3. THE TEAM COMPONENTS AS ATTACHMENT FIGURES
Psychiatric
illness threatens the individual's security, and professionals
can be temporary attachment figures who provide an affective
holding environment similar to the maternal function described
by Bion (Bion 1962). Through sympathetic listening, they help
the patient to develop the capacity to think and to tolerate
anxiety, using their own mental processes to hold and digest
the patient's projections.
In
children (Ainsworth 1969), different attitudes of insecure attachment
(avoiding, ambivalent, and disorganised) have been described,
which, when they interact with other vulnerability factors,
can predispose them to psychiatric disorders. Many adults seek
to help others because they themselves, in infancy, experienced
inadequate attachment, leading them to have a need for compulsive
caring, which is seen in some professionals. The problem is
that some of these professionals are hesitant to accept that
they have difficulties or to seek help, which leads them to
suffer from substance abuse of 'burnout'
Normally,
having discovered many times that the mother, and later, others
survive his attacks, the child learns to have confidence that
his love dominates his hate, and that his reparation activities
are successful. This reduces his fears of persecution and retaliation
by the bad mother whom he has attacked. But when external reality
fails to refute the child's anxieties, for example, if the mother
dies, or retires, or retaliates, then the depressive anxieties
can be too heavy to be borne. The individual then abandons his
failed reparation activities, and recurs instead to more primitive
paranoid, manic, and obsessive defences.
Those
who work in the 'caring' professions often, and inevitably,
fail in their work with damaged and needy clients. If this failure
sparks intolerable guilt and anxiety, these professionals (like
infants) may regress to these primitive defences with the aim
of maintaining their precarious self-esteem, and defend themselves
from the retaliation they feel is coming to them for failing
to effect a cure.
In
adults, there are three main styles of inadequate attachment
-- dismissing, worried, and irresolute -- which can be assessed
with semistructured interviews. When they enter into contact
with mental health services, those with a dismissing style may
find it difficult to get involved in their treatment; the worriers
may feel blocked or ambivalent about the help that is offered
to them; the irresolute may have difficulty managing the painful
feelings that treatment produces. However, those with childhood
antecedents of secure attachment show themselves more open in
talking about their symptoms, and tend to present better pharmacological
compliance.
In
psychiatric units, some situations can set off attachment behaviours
in patients. They may, for example, feel excessive fear of leaving
the hospital, and their symptoms may worsen when the time comes
to do so. If one of the unit's professionals leaves, this can
also produce, in patients who were attached to him or her, adverse
reactions which can manifest themselves in the form of aggression,
explosions of violence, or other ways, all inadequate attempts
to keep that person from going away.
The
professionals themselves may be dealing with histories of inadequate
attachment, which affect their relationships with patients.
Many
patients with antecedents of having suffered abuse provoke excessive
attachment behaviours in professionals.

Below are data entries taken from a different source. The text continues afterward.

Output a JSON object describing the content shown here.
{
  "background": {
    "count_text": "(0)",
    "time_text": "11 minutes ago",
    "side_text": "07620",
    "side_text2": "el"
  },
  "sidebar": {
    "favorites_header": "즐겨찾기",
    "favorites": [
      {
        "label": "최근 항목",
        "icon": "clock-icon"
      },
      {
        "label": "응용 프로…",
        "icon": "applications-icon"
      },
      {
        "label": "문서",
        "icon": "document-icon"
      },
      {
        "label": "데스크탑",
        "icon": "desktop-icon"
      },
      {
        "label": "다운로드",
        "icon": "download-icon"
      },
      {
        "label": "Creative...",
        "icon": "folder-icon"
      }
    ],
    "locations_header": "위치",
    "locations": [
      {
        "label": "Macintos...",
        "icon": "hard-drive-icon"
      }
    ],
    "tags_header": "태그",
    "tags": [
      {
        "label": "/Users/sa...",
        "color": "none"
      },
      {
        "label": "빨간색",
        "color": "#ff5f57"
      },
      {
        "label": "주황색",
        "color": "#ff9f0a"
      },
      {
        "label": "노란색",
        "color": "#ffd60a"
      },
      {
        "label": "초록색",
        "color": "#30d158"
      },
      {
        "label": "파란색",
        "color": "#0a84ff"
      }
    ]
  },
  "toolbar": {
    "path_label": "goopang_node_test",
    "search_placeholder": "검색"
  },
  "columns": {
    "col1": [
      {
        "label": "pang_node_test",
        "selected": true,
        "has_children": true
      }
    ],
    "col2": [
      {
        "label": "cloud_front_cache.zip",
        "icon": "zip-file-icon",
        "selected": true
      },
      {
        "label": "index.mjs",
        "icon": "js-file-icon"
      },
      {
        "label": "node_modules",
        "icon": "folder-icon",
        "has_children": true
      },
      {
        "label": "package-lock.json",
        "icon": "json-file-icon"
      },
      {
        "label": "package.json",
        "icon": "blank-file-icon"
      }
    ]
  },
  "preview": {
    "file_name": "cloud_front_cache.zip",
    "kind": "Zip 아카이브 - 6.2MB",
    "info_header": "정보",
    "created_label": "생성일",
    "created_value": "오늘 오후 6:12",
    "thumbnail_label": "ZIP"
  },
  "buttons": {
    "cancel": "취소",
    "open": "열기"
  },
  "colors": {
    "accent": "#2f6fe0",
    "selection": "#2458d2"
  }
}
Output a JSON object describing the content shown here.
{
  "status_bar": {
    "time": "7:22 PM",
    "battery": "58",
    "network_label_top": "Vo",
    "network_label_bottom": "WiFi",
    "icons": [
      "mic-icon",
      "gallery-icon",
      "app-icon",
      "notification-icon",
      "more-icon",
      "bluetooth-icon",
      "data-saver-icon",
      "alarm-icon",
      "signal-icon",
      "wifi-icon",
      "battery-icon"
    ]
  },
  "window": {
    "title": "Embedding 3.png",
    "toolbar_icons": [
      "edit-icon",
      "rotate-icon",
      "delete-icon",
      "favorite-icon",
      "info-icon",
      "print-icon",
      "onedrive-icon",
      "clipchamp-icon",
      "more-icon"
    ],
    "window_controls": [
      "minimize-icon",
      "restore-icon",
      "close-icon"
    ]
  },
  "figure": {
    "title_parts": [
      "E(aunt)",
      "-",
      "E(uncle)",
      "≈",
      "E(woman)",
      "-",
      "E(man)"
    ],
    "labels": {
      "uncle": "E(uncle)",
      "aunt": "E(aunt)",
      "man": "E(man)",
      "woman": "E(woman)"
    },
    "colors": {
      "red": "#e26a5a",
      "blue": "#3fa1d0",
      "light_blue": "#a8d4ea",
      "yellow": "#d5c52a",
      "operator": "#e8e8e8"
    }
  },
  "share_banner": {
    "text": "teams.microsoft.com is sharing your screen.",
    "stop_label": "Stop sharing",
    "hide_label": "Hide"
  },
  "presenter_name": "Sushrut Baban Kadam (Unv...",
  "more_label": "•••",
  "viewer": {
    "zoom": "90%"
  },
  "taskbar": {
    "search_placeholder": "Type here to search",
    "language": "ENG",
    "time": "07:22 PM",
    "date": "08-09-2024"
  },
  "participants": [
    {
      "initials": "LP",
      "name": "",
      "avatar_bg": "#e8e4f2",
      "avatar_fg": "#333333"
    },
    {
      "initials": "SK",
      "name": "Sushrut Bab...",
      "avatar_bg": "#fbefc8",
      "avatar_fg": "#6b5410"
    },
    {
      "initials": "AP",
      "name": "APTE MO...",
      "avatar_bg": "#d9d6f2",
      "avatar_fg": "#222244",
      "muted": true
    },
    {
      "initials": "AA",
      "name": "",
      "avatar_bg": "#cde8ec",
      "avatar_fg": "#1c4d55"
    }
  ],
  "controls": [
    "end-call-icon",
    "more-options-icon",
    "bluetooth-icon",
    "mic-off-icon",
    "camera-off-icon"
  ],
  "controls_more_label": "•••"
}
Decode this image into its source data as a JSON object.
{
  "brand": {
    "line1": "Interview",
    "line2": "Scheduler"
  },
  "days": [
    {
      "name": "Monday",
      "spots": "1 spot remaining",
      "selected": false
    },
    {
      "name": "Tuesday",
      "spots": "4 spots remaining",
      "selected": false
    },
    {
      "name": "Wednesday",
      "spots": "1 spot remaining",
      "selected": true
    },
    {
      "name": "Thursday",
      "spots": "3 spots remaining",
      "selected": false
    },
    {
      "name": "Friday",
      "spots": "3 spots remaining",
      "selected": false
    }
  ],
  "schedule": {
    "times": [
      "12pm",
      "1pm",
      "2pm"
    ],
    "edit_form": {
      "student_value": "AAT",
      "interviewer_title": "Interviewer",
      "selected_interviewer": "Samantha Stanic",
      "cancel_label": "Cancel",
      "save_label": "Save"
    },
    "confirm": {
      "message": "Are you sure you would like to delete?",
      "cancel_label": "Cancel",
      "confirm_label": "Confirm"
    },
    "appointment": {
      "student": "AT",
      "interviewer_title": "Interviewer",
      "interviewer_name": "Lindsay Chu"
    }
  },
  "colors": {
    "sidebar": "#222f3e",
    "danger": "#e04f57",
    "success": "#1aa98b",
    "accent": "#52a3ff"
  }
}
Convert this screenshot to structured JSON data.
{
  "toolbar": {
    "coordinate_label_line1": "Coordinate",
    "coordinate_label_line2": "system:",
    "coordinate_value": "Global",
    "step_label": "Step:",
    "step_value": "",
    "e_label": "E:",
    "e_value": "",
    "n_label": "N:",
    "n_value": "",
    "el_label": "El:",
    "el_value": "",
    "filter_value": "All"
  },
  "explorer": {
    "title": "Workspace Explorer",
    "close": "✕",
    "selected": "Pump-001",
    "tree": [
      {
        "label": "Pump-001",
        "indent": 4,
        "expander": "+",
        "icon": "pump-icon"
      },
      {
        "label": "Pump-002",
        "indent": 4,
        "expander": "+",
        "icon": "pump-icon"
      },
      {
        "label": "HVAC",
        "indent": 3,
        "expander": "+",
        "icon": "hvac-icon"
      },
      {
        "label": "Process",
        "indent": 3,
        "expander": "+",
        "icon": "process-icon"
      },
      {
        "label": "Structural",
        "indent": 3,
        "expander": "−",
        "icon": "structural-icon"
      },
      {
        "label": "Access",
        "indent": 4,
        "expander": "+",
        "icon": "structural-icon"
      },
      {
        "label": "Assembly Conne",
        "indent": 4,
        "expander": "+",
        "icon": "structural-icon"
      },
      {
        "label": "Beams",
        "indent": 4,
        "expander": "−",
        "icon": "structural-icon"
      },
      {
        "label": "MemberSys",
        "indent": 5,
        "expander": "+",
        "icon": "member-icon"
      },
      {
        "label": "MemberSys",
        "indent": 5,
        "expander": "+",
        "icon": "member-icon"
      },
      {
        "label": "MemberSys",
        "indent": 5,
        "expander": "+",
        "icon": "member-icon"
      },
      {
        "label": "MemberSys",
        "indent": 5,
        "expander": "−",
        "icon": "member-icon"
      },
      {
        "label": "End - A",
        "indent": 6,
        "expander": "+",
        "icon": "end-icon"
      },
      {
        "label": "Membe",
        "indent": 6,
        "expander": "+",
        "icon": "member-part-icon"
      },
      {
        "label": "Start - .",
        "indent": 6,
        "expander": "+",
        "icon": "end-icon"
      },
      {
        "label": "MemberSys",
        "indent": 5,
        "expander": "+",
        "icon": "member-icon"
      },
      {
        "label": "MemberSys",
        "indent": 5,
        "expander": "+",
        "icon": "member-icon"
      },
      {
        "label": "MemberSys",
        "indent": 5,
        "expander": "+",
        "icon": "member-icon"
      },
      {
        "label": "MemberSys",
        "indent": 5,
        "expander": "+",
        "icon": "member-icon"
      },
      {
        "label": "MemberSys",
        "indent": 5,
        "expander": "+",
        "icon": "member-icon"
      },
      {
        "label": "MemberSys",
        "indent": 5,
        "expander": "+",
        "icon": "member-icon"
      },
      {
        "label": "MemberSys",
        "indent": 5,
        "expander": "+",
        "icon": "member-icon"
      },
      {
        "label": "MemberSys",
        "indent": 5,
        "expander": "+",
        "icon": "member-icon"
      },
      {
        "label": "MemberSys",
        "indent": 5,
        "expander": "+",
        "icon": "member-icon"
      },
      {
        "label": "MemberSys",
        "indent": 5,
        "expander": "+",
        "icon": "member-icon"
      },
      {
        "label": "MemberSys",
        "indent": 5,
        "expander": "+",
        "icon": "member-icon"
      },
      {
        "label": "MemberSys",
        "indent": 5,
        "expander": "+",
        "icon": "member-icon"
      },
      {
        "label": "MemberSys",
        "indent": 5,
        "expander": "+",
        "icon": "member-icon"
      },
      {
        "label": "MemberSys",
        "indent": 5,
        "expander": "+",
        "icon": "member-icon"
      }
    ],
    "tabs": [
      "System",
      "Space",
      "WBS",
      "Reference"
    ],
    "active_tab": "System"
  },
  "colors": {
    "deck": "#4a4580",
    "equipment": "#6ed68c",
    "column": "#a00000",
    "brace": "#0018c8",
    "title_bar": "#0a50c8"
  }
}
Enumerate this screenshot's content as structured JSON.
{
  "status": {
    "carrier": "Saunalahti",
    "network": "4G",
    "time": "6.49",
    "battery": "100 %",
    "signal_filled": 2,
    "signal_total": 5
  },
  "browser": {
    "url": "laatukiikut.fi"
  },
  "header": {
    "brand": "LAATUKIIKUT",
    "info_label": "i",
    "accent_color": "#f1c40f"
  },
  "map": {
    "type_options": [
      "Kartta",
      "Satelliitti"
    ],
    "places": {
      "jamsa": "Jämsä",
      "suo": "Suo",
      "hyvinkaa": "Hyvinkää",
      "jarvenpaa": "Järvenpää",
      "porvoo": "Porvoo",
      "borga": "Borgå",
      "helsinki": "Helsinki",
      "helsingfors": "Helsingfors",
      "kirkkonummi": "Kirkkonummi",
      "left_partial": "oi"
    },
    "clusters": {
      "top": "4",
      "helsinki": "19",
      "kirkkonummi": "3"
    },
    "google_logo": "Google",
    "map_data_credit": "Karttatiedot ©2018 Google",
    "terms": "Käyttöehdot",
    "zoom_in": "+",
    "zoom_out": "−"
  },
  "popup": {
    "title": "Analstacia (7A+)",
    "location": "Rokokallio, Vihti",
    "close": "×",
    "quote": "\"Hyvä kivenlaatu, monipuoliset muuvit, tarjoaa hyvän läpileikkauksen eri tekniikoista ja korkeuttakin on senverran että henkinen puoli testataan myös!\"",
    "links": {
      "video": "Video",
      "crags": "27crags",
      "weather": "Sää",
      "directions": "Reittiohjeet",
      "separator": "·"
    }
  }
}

However, hostile reactions
from patients may lead professionals to experience intense countertransferences,
and use, for example, inadequate holding measures. If they themselves
had been subjected to abuse by their parents or educators, they
may have a tendency to physically or sexually abuse their patients
in a more or less open or hidden way (Gabbard 1995).
Mental
institutions themselves can become attachment figures for patients
who did not experience a secure attachment in infancy. Attachment
to professionals and institutions can sometimes persist for
long after the patient has left them.
Professionals
should provide patients with a secure base, an affective holding
environment able to modulate their anxieties. It is more a matter
of being with patients more than doing things to patients.